I suspect that in order to capitalise on the growth of mobile VR and AR, it's going to come down to advertising.Dave Bradley
“When it comes to high-end non-mobile VR, the gamers who can afford the PC and the HMD are likely affluent and so charging them full price for games is possible. And people are used to that model on PC, thanks to Steam, for instance.
“But for lower-end platforms like mobile, we have to be looking at free-to-play models and that means figuring out how to monetise those. Mobile offers some great opportunities to get into VR internationally. China, for instance, has a huge number of Cardboards and standalone mobile-based headsets in circulation. That's a market worth approaching.

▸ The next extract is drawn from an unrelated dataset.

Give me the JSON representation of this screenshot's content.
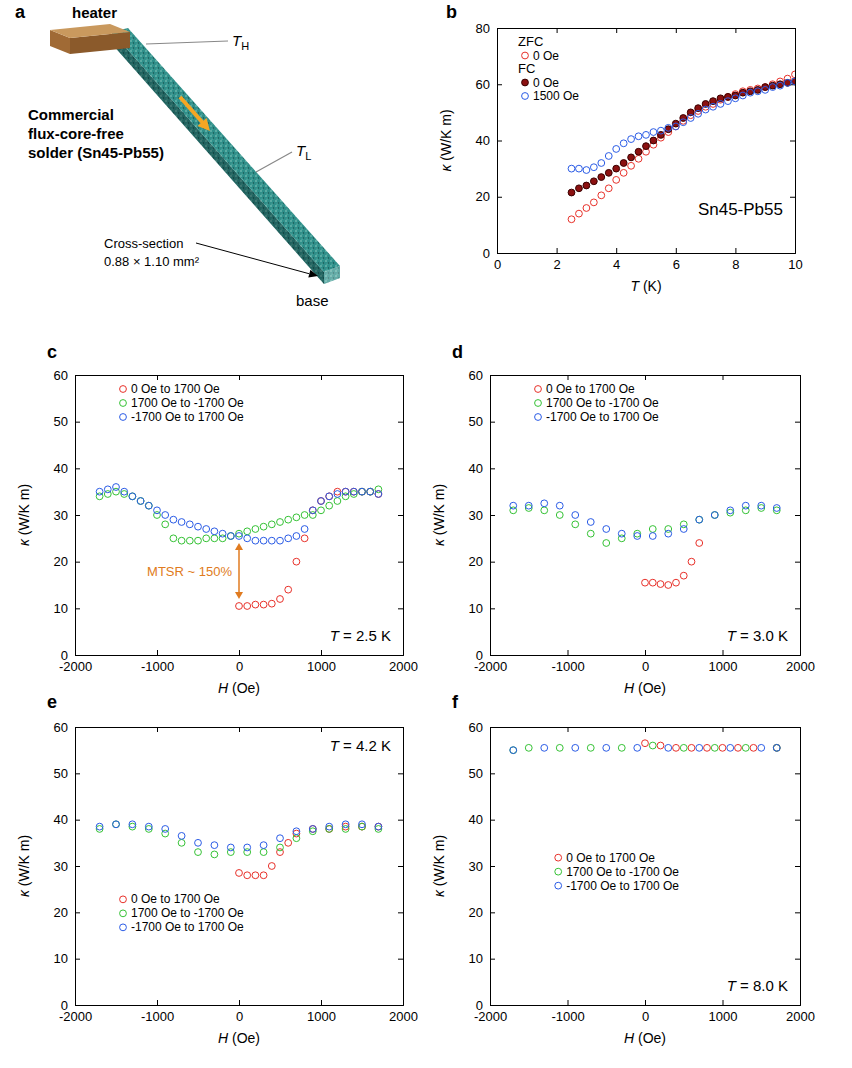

“But how to pay for it? Strong meta games that encourage in-app purchases are an obvious option, but that means you need to consider your game an ongoing service; updates and live ops are going to be something you have to invest in. For a smaller studio, that's not always possible – you'll need to get straight onto your next project.
“So I suspect that in order to capitalise on the growth of mobile VR and AR, especially in games intended for release around the world where in-app credit card purchases are less common, and especially for small companies that don't want to run an extensive service operation, it's going to come down to advertising. Ads placed inside the virtual world are less intrusive than rewarded videos or interstitial-type flat ads that interrupt the game. I'm intrigued by The VR & AR Pledge for non-intrusive ads that Advir is advocating for (with the backing of Yahoo! they could be on to something).
“A final note: as with all game sectors, I would also say that until they have a hit on their hands, smaller studios should never give up the day job of doing development work for hire - it's a perfectly respectable way to keep the lights on!”
It’s vital for the platform holders to continue to support content creators with funds that will help grow the industry.Brynley Gibson
“Many VR experiences getting built right now have KPIs other than profit from direct sales. This work for hire in say, marketing, training or education, in a multitude of verticals can pay well and although a highly competitive space, it’s worth a shot. The profits from these projects can be used to fund your dream project – or, of course, mean that you can afford to eat.
“If you’re looking to make a game or app looking to make returns on sales then you should approach it with a good business head. Do a P&L, don't spend too much, have realistic sales expectation, go broad on platforms and look into getting grants or publisher funding to get you over the line.
“There are breakout hits, but that shouldn't change sensible best practice, as it’s highly unlikely to happen. If it does, then fantastic - lots of profit, trebles all round.
"Because of the small user base, it’s vital for the platform holders to continue to support content creators with funds that will help grow the industry.”